Allow/Disallow rules not handled correctly
ogolovanov opened this issue · comments
From https://yandex.com/support/webmaster/controlling-robot/robots-txt.xml?lang=ru#simultaneous
The Allow and Disallow directives from the corresponding User-agent block are sorted according to URL prefix length (from shortest to longest) and applied in order. If several directives match a particular site page, the robot selects the last one in the sorted list.
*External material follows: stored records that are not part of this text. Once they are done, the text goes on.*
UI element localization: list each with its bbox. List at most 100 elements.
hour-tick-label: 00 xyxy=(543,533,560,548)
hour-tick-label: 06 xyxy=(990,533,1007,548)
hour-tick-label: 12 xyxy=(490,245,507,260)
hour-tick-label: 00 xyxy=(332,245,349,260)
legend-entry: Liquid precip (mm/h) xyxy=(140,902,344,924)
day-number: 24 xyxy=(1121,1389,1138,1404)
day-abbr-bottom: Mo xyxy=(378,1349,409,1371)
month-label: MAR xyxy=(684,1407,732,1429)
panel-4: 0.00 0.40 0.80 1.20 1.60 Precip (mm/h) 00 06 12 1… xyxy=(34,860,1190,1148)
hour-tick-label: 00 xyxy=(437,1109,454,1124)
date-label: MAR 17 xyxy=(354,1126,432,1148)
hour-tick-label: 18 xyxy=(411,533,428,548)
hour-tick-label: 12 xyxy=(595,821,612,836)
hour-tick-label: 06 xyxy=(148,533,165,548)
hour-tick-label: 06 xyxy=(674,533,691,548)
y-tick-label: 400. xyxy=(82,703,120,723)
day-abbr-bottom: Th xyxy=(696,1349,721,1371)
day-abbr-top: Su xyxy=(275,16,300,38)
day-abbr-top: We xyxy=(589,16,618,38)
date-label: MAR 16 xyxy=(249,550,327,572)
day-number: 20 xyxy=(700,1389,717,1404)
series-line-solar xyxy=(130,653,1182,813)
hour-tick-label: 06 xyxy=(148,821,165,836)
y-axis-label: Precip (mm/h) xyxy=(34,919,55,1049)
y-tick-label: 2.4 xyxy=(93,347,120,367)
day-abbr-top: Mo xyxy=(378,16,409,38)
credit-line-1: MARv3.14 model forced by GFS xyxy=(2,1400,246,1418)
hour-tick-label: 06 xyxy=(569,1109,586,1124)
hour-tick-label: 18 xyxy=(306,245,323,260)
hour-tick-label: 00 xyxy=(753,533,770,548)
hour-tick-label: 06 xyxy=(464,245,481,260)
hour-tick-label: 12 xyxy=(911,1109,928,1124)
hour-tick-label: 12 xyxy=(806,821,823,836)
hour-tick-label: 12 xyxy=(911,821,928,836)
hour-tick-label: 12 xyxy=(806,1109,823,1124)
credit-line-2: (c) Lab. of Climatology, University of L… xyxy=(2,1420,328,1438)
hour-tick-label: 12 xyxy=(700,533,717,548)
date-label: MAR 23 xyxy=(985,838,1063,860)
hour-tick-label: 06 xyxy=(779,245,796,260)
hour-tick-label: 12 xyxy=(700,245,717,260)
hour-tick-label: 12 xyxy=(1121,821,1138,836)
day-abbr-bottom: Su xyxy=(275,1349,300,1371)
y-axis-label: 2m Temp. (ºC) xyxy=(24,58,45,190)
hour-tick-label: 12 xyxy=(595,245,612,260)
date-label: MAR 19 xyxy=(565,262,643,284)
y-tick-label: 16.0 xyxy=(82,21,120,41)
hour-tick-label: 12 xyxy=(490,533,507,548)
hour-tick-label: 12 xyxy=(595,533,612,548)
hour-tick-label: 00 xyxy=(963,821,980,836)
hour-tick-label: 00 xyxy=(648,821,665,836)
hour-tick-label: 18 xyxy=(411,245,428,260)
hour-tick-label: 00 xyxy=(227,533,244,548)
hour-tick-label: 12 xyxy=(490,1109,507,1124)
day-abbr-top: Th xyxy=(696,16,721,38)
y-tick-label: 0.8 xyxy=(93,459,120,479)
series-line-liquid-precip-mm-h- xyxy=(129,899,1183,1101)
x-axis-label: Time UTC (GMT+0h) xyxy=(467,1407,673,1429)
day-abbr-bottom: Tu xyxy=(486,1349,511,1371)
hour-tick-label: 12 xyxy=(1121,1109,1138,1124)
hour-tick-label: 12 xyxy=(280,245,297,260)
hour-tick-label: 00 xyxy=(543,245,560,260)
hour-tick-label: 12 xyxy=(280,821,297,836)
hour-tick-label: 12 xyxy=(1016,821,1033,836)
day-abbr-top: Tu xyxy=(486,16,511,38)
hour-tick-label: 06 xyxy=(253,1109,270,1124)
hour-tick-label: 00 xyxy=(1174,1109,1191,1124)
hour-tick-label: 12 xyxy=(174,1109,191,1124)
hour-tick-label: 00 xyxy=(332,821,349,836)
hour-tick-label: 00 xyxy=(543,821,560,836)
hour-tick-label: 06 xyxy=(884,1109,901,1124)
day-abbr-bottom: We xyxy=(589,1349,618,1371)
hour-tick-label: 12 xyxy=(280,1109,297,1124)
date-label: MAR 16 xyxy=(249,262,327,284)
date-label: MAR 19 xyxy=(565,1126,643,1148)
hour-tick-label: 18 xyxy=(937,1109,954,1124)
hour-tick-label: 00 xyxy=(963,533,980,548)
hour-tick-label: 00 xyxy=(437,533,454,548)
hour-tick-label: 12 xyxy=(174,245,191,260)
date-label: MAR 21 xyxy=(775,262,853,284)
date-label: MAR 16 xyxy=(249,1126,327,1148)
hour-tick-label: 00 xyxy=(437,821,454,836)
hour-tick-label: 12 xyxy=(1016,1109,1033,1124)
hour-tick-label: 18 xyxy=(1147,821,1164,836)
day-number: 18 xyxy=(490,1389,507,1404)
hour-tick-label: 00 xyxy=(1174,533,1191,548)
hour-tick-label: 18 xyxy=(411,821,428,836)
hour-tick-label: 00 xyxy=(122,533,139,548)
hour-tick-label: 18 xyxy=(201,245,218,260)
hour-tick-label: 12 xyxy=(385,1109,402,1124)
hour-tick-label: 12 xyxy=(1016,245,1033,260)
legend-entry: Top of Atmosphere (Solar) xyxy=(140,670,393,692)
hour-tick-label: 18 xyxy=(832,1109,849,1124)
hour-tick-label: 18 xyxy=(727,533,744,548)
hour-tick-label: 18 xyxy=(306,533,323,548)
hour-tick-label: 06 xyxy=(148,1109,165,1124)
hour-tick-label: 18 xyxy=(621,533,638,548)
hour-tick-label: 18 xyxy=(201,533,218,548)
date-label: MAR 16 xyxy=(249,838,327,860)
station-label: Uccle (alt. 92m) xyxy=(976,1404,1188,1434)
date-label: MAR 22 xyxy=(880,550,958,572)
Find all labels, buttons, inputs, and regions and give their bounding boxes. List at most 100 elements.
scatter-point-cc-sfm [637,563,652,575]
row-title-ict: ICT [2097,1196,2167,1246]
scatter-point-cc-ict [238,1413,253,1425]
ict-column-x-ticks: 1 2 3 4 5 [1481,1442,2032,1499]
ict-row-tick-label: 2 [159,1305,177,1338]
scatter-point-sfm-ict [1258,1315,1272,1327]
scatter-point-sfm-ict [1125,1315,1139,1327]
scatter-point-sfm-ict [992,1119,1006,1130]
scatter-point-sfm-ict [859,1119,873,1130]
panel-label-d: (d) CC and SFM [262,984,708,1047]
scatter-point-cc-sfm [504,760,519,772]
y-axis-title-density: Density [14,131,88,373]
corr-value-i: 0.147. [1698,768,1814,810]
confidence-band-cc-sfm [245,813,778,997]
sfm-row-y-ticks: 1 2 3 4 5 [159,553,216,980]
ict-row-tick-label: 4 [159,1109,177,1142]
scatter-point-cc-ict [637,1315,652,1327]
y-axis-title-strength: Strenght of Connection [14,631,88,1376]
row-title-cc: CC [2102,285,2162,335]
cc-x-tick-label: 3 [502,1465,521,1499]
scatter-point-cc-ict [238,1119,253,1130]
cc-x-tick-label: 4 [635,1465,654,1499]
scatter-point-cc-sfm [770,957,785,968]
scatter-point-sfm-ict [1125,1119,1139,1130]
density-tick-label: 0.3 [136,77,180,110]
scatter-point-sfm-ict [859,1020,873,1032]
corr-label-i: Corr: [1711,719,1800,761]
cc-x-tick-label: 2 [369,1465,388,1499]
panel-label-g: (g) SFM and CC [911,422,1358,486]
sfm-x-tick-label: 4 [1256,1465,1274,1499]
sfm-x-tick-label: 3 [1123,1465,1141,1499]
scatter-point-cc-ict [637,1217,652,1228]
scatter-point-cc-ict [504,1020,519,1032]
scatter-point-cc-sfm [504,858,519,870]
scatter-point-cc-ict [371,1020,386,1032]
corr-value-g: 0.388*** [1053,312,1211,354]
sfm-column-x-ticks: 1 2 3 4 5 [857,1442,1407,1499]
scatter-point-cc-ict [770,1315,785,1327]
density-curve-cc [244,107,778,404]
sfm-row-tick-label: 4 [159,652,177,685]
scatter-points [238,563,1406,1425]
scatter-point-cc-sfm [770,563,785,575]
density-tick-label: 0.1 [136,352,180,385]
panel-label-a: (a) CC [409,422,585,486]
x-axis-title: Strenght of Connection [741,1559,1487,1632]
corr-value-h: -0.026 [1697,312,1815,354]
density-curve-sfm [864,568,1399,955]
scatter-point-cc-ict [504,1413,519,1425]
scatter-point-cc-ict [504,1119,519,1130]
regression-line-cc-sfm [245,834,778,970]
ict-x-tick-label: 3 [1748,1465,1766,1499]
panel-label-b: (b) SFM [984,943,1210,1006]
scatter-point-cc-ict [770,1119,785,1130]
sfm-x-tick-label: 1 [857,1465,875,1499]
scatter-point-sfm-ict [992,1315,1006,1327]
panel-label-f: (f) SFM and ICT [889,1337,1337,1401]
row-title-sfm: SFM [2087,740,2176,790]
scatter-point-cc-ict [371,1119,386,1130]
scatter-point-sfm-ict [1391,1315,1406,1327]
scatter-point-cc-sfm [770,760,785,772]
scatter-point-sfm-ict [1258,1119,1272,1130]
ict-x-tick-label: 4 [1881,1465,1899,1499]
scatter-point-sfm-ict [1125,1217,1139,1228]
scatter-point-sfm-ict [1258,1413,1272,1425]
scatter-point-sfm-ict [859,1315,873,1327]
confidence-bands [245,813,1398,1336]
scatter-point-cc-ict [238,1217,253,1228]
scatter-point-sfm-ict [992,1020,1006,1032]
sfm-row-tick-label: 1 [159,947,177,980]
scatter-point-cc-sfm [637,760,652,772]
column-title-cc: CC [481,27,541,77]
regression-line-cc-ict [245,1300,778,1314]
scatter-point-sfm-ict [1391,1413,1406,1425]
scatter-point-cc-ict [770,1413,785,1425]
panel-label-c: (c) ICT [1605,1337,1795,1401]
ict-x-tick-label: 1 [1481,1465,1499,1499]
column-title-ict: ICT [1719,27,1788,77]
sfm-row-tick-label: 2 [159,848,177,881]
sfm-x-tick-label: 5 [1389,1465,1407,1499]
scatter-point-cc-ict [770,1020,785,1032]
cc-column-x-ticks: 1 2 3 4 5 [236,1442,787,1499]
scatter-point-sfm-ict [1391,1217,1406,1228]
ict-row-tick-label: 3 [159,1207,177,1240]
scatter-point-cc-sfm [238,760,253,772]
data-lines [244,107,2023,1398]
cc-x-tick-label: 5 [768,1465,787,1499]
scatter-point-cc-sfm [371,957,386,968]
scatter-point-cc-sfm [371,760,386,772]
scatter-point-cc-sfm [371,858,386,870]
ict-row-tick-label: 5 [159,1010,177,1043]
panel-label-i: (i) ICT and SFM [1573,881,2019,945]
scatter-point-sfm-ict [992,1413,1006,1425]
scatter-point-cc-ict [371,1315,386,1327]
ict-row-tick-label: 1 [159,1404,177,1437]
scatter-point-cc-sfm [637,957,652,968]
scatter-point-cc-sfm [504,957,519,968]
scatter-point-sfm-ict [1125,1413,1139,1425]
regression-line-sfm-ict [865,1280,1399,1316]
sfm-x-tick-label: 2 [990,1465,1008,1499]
This way the order of directives in the robots.txt file doesn't affect how they are used by the robot.
Source robots.txt:
User-agent: Yandex
Allow: /
Allow: /catalog/auto
Disallow: /catalogSorted robots.txt:
User-agent: Yandex
Allow: /
Disallow: /catalog
Allow: /catalog/auto
$c = <<<ROBOTS
User-agent: *
Allow: /
Allow: /catalog/auto
Disallow: /catalog
ROBOTS;
$r = new RobotsTxtParser($c);
$url = 'http://test.ru/catalog/';
var_dump($r->isDisallowed($url));
Result: false
Expected result: true
For Google this is different :
At a group-member level, in particular for allow and disallow directives, the most specific rule based on the length of the [path] entry will trump the less specific (shorter) rule. The order of precedence for rules with wildcards is undefined.